Lighter Side: Why you shouldn’t ask for career advice on the internet

by Nicola Middlemiss22 May 2015
Millions of people turn to the internet for advice every day but one man will be wishing he’d kept schtum after bosses spotted his job-related post online – and promptly retracted their offer.

The “anonymous” engineer asked users on question-and-answer site Quora whether he should accept an offer at Uber or Zenefits – the hapless applicant also posted a list of pros and cons for the two San Francisco-based start-ups.

Thanks to the list, it became apparent that the engineer was leaning towards Ubur, because he thought it had a “really good reputation” and could help him achieve his long-term goal of working at Google or Apple. He also expressed concern that Zenefits just wasn’t an exciting buzzword or brand.

However, Uber wasn’t offering the best salary package – some US$15,000 less than Zenefits.

Unfortunately, the engineer has his choice taken awayw when Zenefits CEO Parker Conrad spotted the post and decided to respond – “Definitely not Zenefits,” he replied, adding that the company was revoking the job offer.

“Mostly, it seems like where you really want to work is Google,” he wrote. “You should just apply there. If you’re able to pass our engineering interview, I’m pretty sure you could get a job there.”

“We really value people who “get” what we do and who *want* to work here, specifically. It’s not for everyone, but there are enough ppl out there who do want to work here that we can afford to be selective,” he continued.

“One of our company values is to have a bias towards action — which means that when people are hesitating / going back and forth about whether they want to work here, we usually view that as a bad sign,” explained Conrad.

“We don’t have terribly high regard for ppl who would choose where to work based on “buzzwords” and how big a brand it is (or simply to position themselves for later in their career),” he added.

Conrad’s move earned a mixed response from fellow Quora users – one mobile app developer called the reply a “tantrum” and told the young engineer; “The CEO revoking your offer after this perfectly reasonable question makes it sound like a bad place to work. … Lack of humility is a bad signal.”

However, another person agreed with the Zenefits CEO and likened the situation to a high school kid desperately trying to break into the popular crowd. “No one wants to hire someone who doesn’t appreciate the company or its people and is thinking about leaving before he even joins,” they said.

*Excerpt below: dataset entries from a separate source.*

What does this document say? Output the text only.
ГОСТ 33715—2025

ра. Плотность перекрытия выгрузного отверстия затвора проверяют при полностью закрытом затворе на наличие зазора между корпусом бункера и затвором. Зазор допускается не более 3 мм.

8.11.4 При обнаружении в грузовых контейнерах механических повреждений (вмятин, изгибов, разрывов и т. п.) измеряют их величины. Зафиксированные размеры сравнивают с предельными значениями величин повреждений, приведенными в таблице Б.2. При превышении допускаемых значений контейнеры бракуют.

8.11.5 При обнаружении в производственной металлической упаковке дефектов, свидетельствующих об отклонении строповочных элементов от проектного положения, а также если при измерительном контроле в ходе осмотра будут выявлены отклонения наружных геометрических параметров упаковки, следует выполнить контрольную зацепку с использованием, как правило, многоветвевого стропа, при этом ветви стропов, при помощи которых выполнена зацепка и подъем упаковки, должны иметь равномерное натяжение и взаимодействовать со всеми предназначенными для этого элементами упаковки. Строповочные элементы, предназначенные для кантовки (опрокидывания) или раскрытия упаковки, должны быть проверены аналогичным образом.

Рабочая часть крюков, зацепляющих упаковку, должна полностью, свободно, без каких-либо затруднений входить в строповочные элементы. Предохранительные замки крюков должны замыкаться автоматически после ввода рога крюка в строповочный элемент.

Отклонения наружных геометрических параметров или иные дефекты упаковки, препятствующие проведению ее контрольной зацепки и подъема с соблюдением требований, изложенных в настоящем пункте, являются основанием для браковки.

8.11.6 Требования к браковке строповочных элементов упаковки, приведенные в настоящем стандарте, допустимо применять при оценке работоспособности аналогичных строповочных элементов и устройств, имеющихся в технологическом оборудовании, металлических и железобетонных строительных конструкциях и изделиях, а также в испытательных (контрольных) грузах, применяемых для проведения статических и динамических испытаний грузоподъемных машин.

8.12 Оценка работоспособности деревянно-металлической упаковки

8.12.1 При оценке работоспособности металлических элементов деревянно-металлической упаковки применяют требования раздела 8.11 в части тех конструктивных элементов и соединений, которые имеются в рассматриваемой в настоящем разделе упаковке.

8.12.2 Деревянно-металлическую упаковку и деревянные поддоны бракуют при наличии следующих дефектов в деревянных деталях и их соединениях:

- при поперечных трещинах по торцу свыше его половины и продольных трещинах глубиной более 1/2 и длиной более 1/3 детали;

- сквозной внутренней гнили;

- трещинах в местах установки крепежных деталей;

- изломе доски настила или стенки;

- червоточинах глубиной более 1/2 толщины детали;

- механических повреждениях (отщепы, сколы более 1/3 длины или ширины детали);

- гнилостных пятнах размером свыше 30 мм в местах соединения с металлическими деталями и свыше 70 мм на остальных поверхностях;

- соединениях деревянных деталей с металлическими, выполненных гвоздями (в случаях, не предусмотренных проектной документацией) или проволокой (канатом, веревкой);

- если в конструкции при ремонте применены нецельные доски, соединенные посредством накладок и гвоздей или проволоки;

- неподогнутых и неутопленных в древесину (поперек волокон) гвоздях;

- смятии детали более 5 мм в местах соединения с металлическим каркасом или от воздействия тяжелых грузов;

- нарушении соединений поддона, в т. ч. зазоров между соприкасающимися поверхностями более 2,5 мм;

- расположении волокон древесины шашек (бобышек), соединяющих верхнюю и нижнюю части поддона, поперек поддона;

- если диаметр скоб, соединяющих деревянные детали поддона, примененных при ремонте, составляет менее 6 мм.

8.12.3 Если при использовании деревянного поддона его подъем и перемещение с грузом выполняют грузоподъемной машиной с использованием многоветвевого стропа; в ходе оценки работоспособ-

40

  • by DigitalLiteracy4EVA 25/06/2015 3:17:29 PM

    The title of this article is misleading. It should be called "Why you should develop digital literacy before asking for career advice on the internet". The internet is a very useful source of career guidance and information, but people need to have the skill (i.e. digital literacy) to source and critically analyse the content they are reading, understand the opportunities and weaknesses of the internet technology they are using (e.g. forums, blogs, social media), particularly in regards to anonymity/privacy and generate. This individual did what a lot of other people would do - he tapped in to the collective brain of the internet to try to gather information to help make a decision. His mistake was to make himself easily identified and did not adequately understand that he was, essentially, broadcasting in a public forum. A rookie error that unfortunately many people make but is easily avoided with a good dose of digital literacy.